Land development and land management still under-value the role plants play in managing water. Nature-based infrastructure is living infrastructure. We recognize life by its capacity to build structure and organize its surroundings. Developments in ecohydrology and critical zone research can help shed light on the complexity, ubiquity and influence that plants exert on managing water at the earth’s surface. Plants exert control over the vertical and horizontal fluxes of water in the ground and in the lower atmosphere in order to provide themselves with the longest continuous supply of water over the growing season as possible. In the process they build soil and soil communities and mediate the carbon and energy balance at the earth’s surface. Hopefully, understanding more about the role plants play in structuring the living world will help re-establish their proper value and foster a more robust human stewardship of our co-habitants on this planet.

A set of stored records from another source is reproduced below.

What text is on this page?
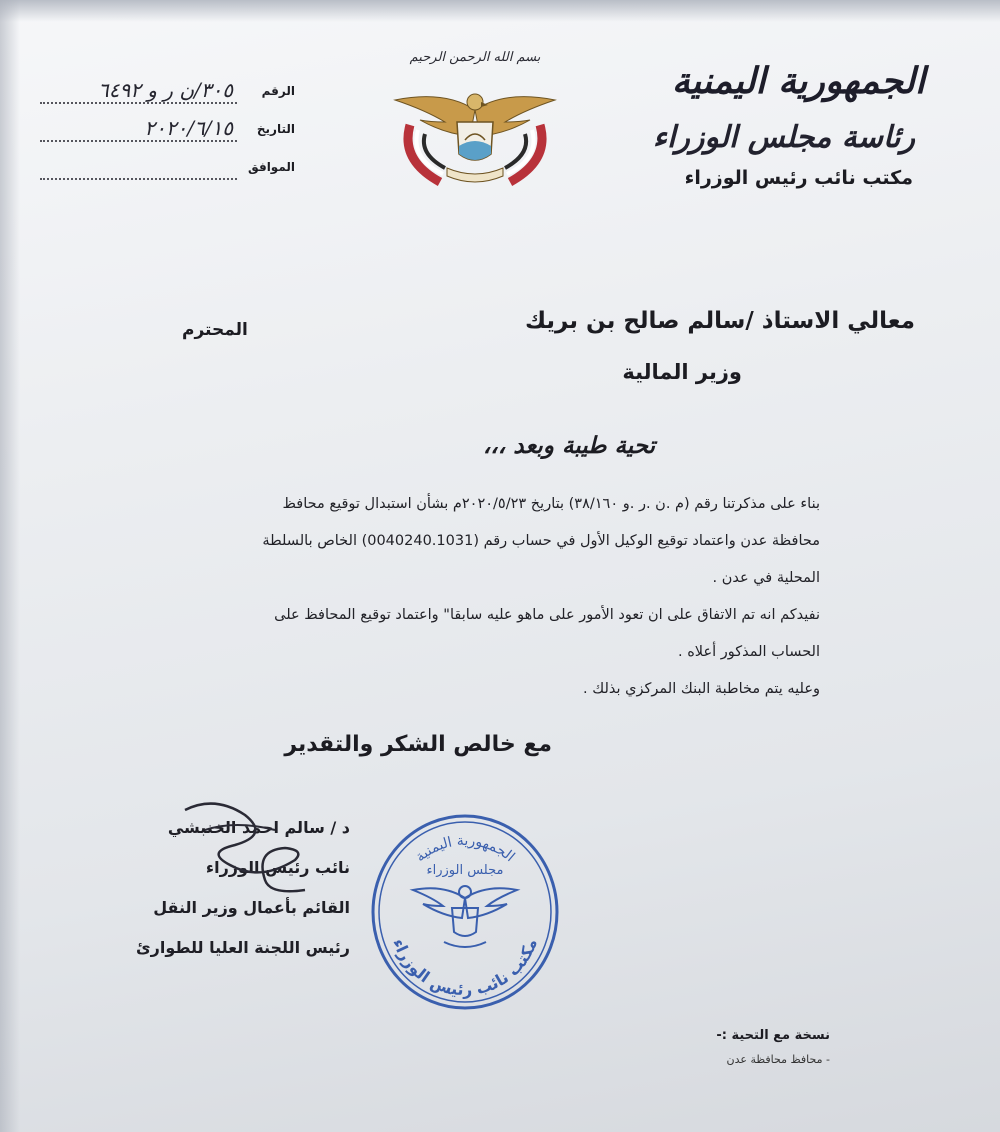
الجمهورية اليمنية
رئاسة مجلس الوزراء
مكتب نائب رئيس الوزراء
بسم الله الرحمن الرحيم
الرقم
٣٠٥/ن ر و ٦٤٩٢
التاريخ
٢٠٢٠/٦/١٥
الموافق
معالي الاستاذ /سالم صالح بن بريك
المحترم
وزير المالية
تحية طيبة وبعد ،،،

بناء على مذكرتنا رقم (م .ن .ر .و ٣٨/١٦٠) بتاريخ ٢٠٢٠/٥/٢٣م بشأن استبدال توقيع محافظ

محافظة عدن واعتماد توقيع الوكيل الأول في حساب رقم (0040240.1031) الخاص بالسلطة

المحلية في عدن .

نفيدكم انه تم الاتفاق على ان تعود الأمور على ماهو عليه سابقا" واعتماد توقيع المحافظ على

الحساب المذكور أعلاه .

وعليه يتم مخاطبة البنك المركزي بذلك .

مع خالص الشكر والتقدير
د / سالم احمد الخنبشي
نائب رئيس الوزراء
القائم بأعمال وزير النقل
رئيس اللجنة العليا للطوارئ
الجمهورية اليمنية
مجلس الوزراء
مكتب نائب رئيس الوزراء
نسخة مع التحية :-
- محافظ محافظة عدن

Monday, January 29th, 2024
3:40 pm - 4:40 pm
Presenters

GEI Consultants
Scott is a hydrologist and ecological engineer with 25-years of experience with stormwater and watershed management and landscape restoration. His career began right around the time the Low Impact Development (LID) paradigm was first introduced and he has worked through its re-birth as green infrastructure (GI) and its latest incarnation as nature-based systems (NBS). He has monitored and modeled runoff, surface water and groundwater quantity and quality. He has designed, planted and maintained LID, GI and NBS best management and stormwater control practices. Over the last fifteen years, he has been on a quest, starting from an engineering perspective, to understand what and how plants do what they do. What started as an obsession about how native plants increase infiltration has grown into a passion about giving credit to our plant companions who maintain the living world.